Once known for its rapid growth and eye-catching car vending machines, Carvana (CVNA 4.86%) was previously a Wall Street darling. The stock returned over 2,300% from its IPO to an all-time high of $370 in August 2021. Now worth just $7.70 per share, it is down 98% from its peak. Let's explore three reasons why the downside looks far from over. 

Losses look unsustainable 

Like many stay-at-home-focused companies, Carvana performed well during the worst of the COVID-19 pandemic. The company enjoyed a surge of activity on its online car dealership platform -- sending revenue up 65% and 129% in 2020 and 2021, respectively. But the party is over. 

Futuristic car speeding through light.

Image source: Getty Images.

Carvana's third-quarter revenue fell 3% year over year to $3.4 billion amid an 8% drop in cars sold (to 102,570). For a mature company, a slight decline in quarterly sales wouldn't necessarily be a big deal. But, for a "growth" company like Carvana, the slowdown could spell disaster because its business model hasn't achieved the scale it needs for consistent profitability. The company's net loss spiraled from $68 million to $508 million in the period, a jump of almost 650%.

With just $316 million in cash compared to $6.6 billion in long-term debt, there is no easy way out of this situation. 

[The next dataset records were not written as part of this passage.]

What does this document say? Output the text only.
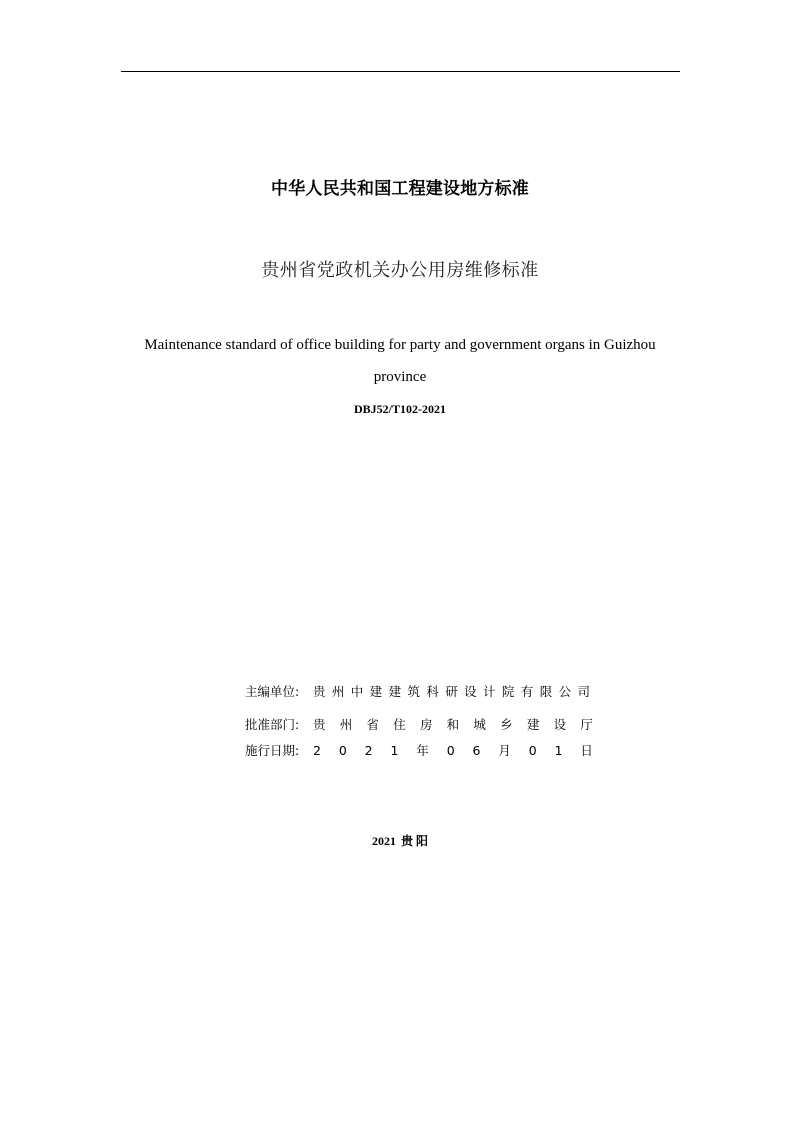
中华人民共和国工程建设地方标准
贵州省党政机关办公用房维修标准
Maintenance standard of office building for party and government organs in Guizhou
province
DBJ52/T102-2021
主编单位:	贵 州 中 建 建 筑 科 研 设 计 院 有 限 公 司
批准部门:	贵 州 省 住 房 和 城 乡 建 设 厅
施行日期:	2 0 2 1 年 0 6 月 0 1 日
2021 贵 阳
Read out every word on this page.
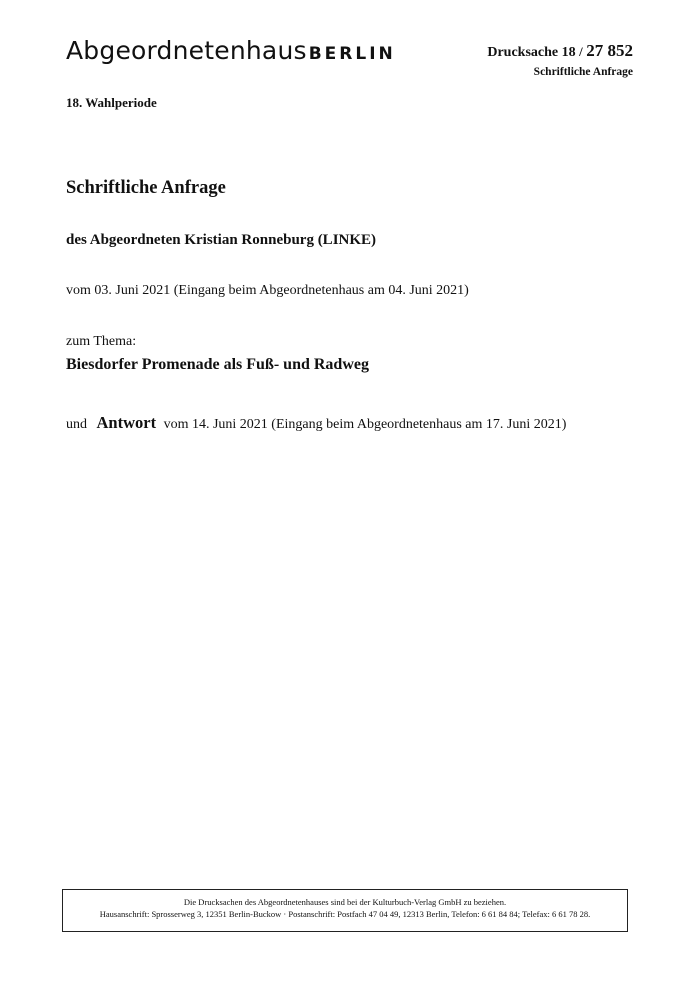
Abgeordnetenhaus BERLIN	Drucksache 18 / 27 852
Schriftliche Anfrage
18. Wahlperiode
Schriftliche Anfrage
des Abgeordneten Kristian Ronneburg (LINKE)
vom 03. Juni 2021 (Eingang beim Abgeordnetenhaus am 04. Juni 2021)
zum Thema:
Biesdorfer Promenade als Fuß- und Radweg
und Antwort vom 14. Juni 2021 (Eingang beim Abgeordnetenhaus am 17. Juni 2021)
Die Drucksachen des Abgeordnetenhauses sind bei der Kulturbuch-Verlag GmbH zu beziehen.
Hausanschrift: Sprosserweg 3, 12351 Berlin-Buckow · Postanschrift: Postfach 47 04 49, 12313 Berlin, Telefon: 6 61 84 84; Telefax: 6 61 78 28.
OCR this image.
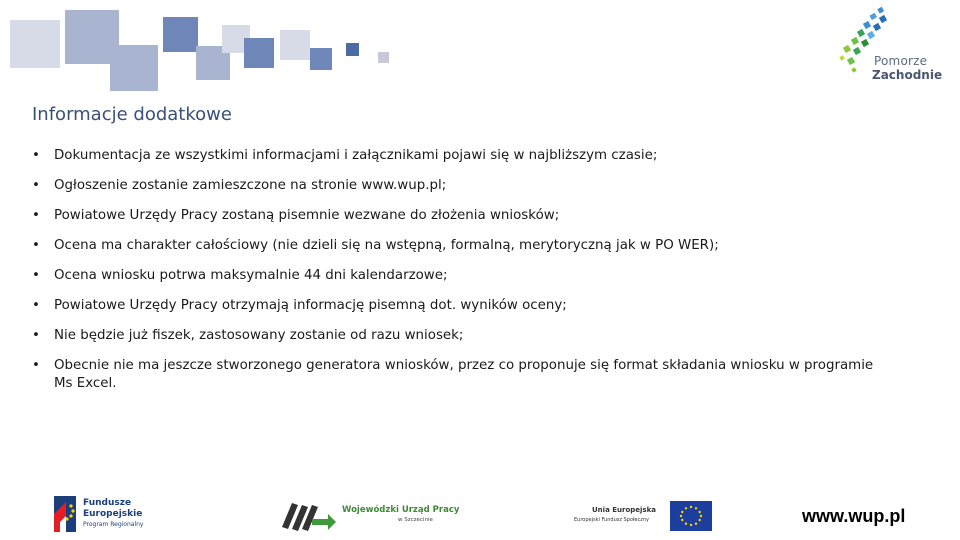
Pomorze
Zachodnie
Informacje dodatkowe
• Dokumentacja ze wszystkimi informacjami i załącznikami pojawi się w najbliższym czasie;
• Ogłoszenie zostanie zamieszczone na stronie www.wup.pl;
• Powiatowe Urzędy Pracy zostaną pisemnie wezwane do złożenia wniosków;
• Ocena ma charakter całościowy (nie dzieli się na wstępną, formalną, merytoryczną jak w PO WER);
• Ocena wniosku potrwa maksymalnie 44 dni kalendarzowe;
• Powiatowe Urzędy Pracy otrzymają informację pisemną dot. wyników oceny;
• Nie będzie już fiszek, zastosowany zostanie od razu wniosek;
• Obecnie nie ma jeszcze stworzonego generatora wniosków, przez co proponuje się format składania wniosku w programie Ms Excel.
Fundusze
Europejskie
Program Regionalny
Wojewódzki Urząd Pracy
w Szczecinie
Unia Europejska
Europejski Fundusz Społeczny	www.wup.pl
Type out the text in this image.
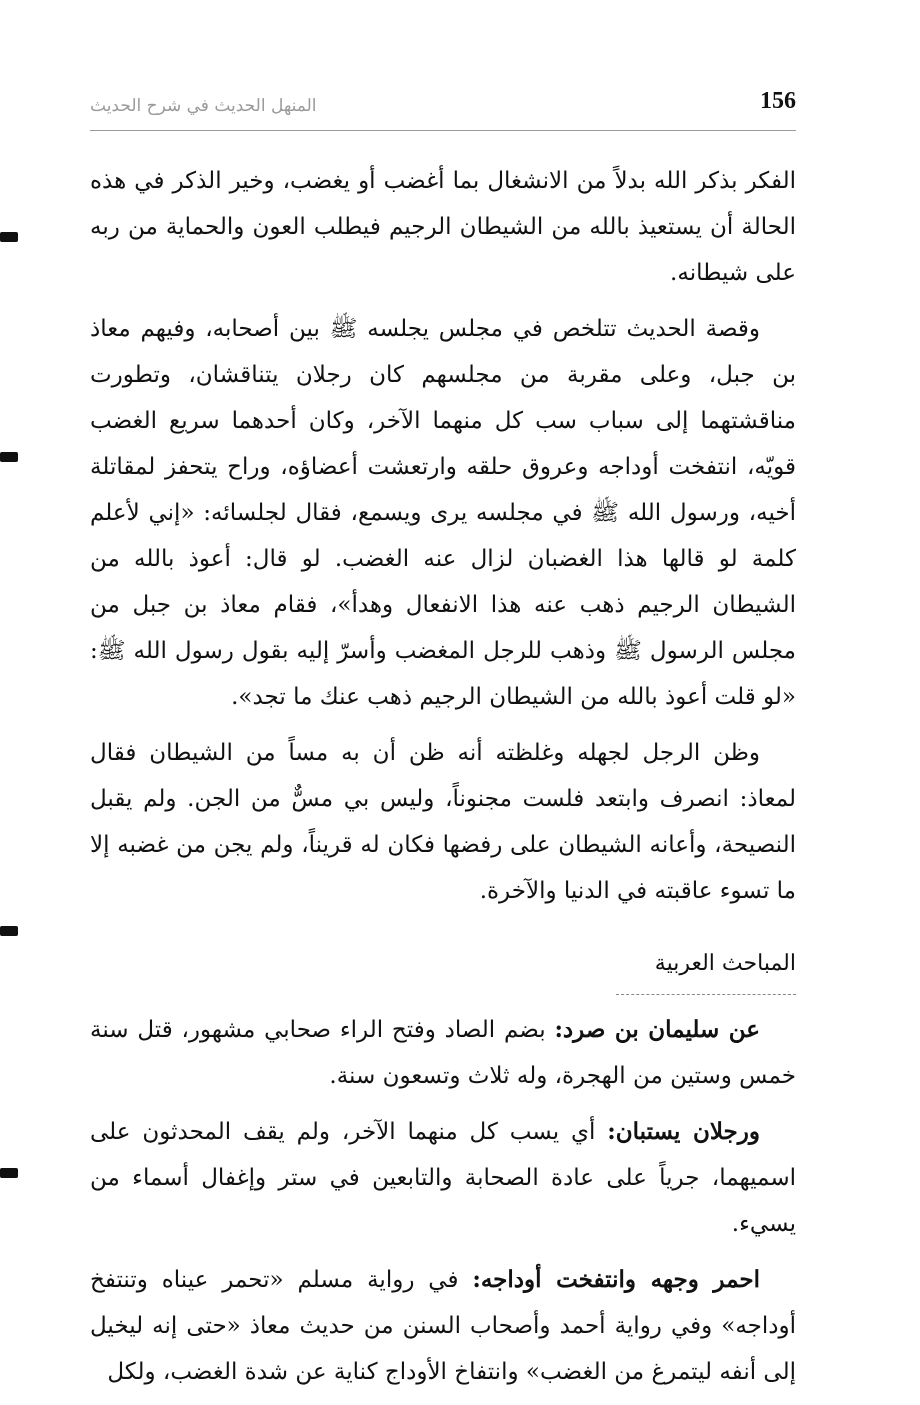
156
المنهل الحديث في شرح الحديث

الفكر بذكر الله بدلاً من الانشغال بما أغضب أو يغضب، وخير الذكر في هذه الحالة أن يستعيذ بالله من الشيطان الرجيم فيطلب العون والحماية من ربه على شيطانه.

وقصة الحديث تتلخص في مجلس يجلسه ﷺ بين أصحابه، وفيهم معاذ بن جبل، وعلى مقربة من مجلسهم كان رجلان يتناقشان، وتطورت مناقشتهما إلى سباب سب كل منهما الآخر، وكان أحدهما سريع الغضب قويّه، انتفخت أوداجه وعروق حلقه وارتعشت أعضاؤه، وراح يتحفز لمقاتلة أخيه، ورسول الله ﷺ في مجلسه يرى ويسمع، فقال لجلسائه: «إني لأعلم كلمة لو قالها هذا الغضبان لزال عنه الغضب. لو قال: أعوذ بالله من الشيطان الرجيم ذهب عنه هذا الانفعال وهدأ»، فقام معاذ بن جبل من مجلس الرسول ﷺ وذهب للرجل المغضب وأسرّ إليه بقول رسول الله ﷺ: «لو قلت أعوذ بالله من الشيطان الرجيم ذهب عنك ما تجد».

وظن الرجل لجهله وغلظته أنه ظن أن به مساً من الشيطان فقال لمعاذ: انصرف وابتعد فلست مجنوناً، وليس بي مسٌّ من الجن. ولم يقبل النصيحة، وأعانه الشيطان على رفضها فكان له قريناً، ولم يجن من غضبه إلا ما تسوء عاقبته في الدنيا والآخرة.

المباحث العربية

عن سليمان بن صرد: بضم الصاد وفتح الراء صحابي مشهور، قتل سنة خمس وستين من الهجرة، وله ثلاث وتسعون سنة.

ورجلان يستبان: أي يسب كل منهما الآخر، ولم يقف المحدثون على اسميهما، جرياً على عادة الصحابة والتابعين في ستر وإغفال أسماء من يسيء.

احمر وجهه وانتفخت أوداجه: في رواية مسلم «تحمر عيناه وتنتفخ أوداجه» وفي رواية أحمد وأصحاب السنن من حديث معاذ «حتى إنه ليخيل إلى أنفه ليتمرغ من الغضب» وانتفاخ الأوداج كناية عن شدة الغضب، ولكل
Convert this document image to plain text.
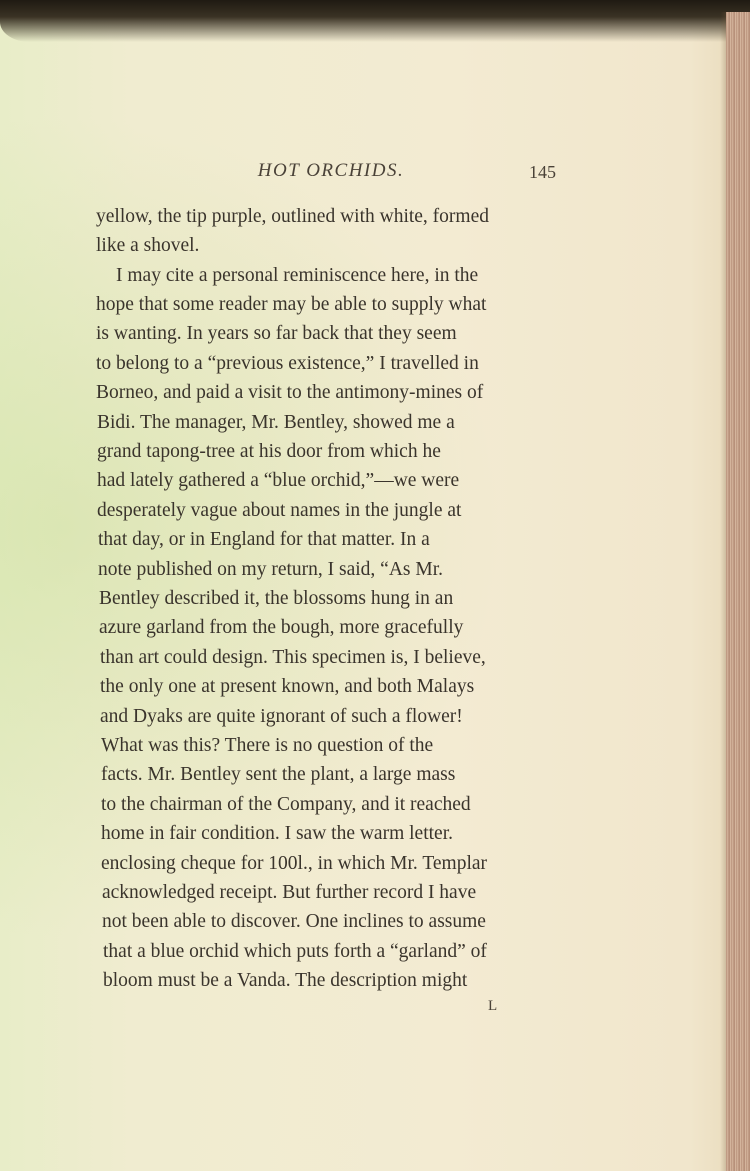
HOT ORCHIDS.	145
yellow, the tip purple, outlined with white, formed
like a shovel.
I may cite a personal reminiscence here, in the
hope that some reader may be able to supply what
is wanting. In years so far back that they seem
to belong to a “previous existence,” I travelled in
Borneo, and paid a visit to the antimony-mines of
Bidi. The manager, Mr. Bentley, showed me a
grand tapong-tree at his door from which he
had lately gathered a “blue orchid,”—we were
desperately vague about names in the jungle at
that day, or in England for that matter. In a
note published on my return, I said, “As Mr.
Bentley described it, the blossoms hung in an
azure garland from the bough, more gracefully
than art could design. This specimen is, I believe,
the only one at present known, and both Malays
and Dyaks are quite ignorant of such a flower!
What was this? There is no question of the
facts. Mr. Bentley sent the plant, a large mass
to the chairman of the Company, and it reached
home in fair condition. I saw the warm letter.
enclosing cheque for 100l., in which Mr. Templar
acknowledged receipt. But further record I have
not been able to discover. One inclines to assume
that a blue orchid which puts forth a “garland” of
bloom must be a Vanda. The description might
L
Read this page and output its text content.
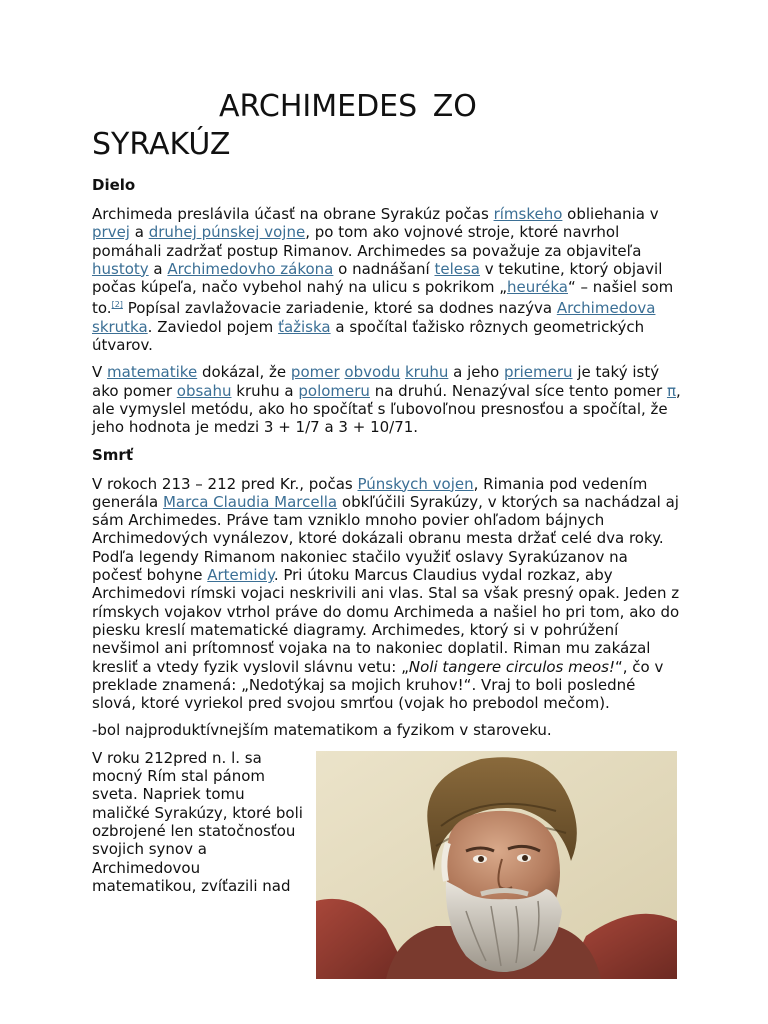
ARCHIMEDES ZO
SYRAKÚZ
Dielo

Archimeda preslávila účasť na obrane Syrakúz počas rímskeho obliehania v prvej a druhej púnskej vojne, po tom ako vojnové stroje, ktoré navrhol pomáhali zadržať postup Rimanov. Archimedes sa považuje za objaviteľa hustoty a Archimedovho zákona o nadnášaní telesa v tekutine, ktorý objavil počas kúpeľa, načo vybehol nahý na ulicu s pokrikom „heuréka“ – našiel som to.[2] Popísal zavlažovacie zariadenie, ktoré sa dodnes nazýva Archimedova skrutka. Zaviedol pojem ťažiska a spočítal ťažisko rôznych geometrických útvarov.

V matematike dokázal, že pomer obvodu kruhu a jeho priemeru je taký istý ako pomer obsahu kruhu a polomeru na druhú. Nenazýval síce tento pomer π, ale vymyslel metódu, ako ho spočítať s ľubovoľnou presnosťou a spočítal, že jeho hodnota je medzi 3 + 1/7 a 3 + 10/71.

Smrť

V rokoch 213 – 212 pred Kr., počas Púnskych vojen, Rimania pod vedením generála Marca Claudia Marcella obkľúčili Syrakúzy, v ktorých sa nachádzal aj sám Archimedes. Práve tam vzniklo mnoho povier ohľadom bájnych Archimedových vynálezov, ktoré dokázali obranu mesta držať celé dva roky. Podľa legendy Rimanom nakoniec stačilo využiť oslavy Syrakúzanov na počesť bohyne Artemidy. Pri útoku Marcus Claudius vydal rozkaz, aby Archimedovi rímski vojaci neskrivili ani vlas. Stal sa však presný opak. Jeden z rímskych vojakov vtrhol práve do domu Archimeda a našiel ho pri tom, ako do piesku kreslí matematické diagramy. Archimedes, ktorý si v pohrúžení nevšimol ani prítomnosť vojaka na to nakoniec doplatil. Riman mu zakázal kresliť a vtedy fyzik vyslovil slávnu vetu: „Noli tangere circulos meos!“, čo v preklade znamená: „Nedotýkaj sa mojich kruhov!“. Vraj to boli posledné slová, ktoré vyriekol pred svojou smrťou (vojak ho prebodol mečom).

-bol najproduktívnejším matematikom a fyzikom v staroveku.

V roku 212pred n. l. sa mocný Rím stal pánom sveta. Napriek tomu maličké Syrakúzy, ktoré boli ozbrojené len statočnosťou svojich synov a Archimedovou matematikou, zvíťazili nad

Management could kick the can down the road by raising additional debt to refinance its existing loans. But this move could increase bankruptcy risk and further crush profit margins through interest expense (which already totals $153 million per quarter). The company may also turn to equity dilution, which involves selling more of its own stock. But this can hurt shareholders by reducing their voting rights in the company and their claim on future earnings and cash flow. 

Macroeconomic conditions are worsening

Right now Carvana's biggest problem is the worsening macroeconomic environment, which includes high inflation and rising interest rates. On the operational side, this is leading to a sharp decline in used car prices, which are down 15% from their January peak. Higher rates make financing a car more expensive while inflation erodes consumer purchasing power.

The rising rate environment also increases the interest expense on Carvana's current debt while making it more expensive for the company to take on new loans in the future. 

The good news is that these headwinds shouldn't be expected to last forever. If everything goes as planned, the Fed will eventually bring inflation under control and regain the flexibility to lower interest rates as needed. That said, it is unclear if Carvana can last that long. Analysts at Morgan Stanley give it a price target of $0.10 per share in the worst-case scenario, and 40% of its shares outstanding are currently being shorted, highlighting significant market pessimism about the company's future. 

Cheap for a reason 

With a price-to-sales (P/S) ratio of just 0.05, Carvana stock is incredibly cheap compared to the S&P 500 average of 2.4. That means investors who believe the company can stave off bankruptcy long enough for macroeconomic conditions to improve could make a healthy return by betting on the company. That said, buying Carvana is risky. With spiraling debt and losses, the stock has a real possibility of going to zero.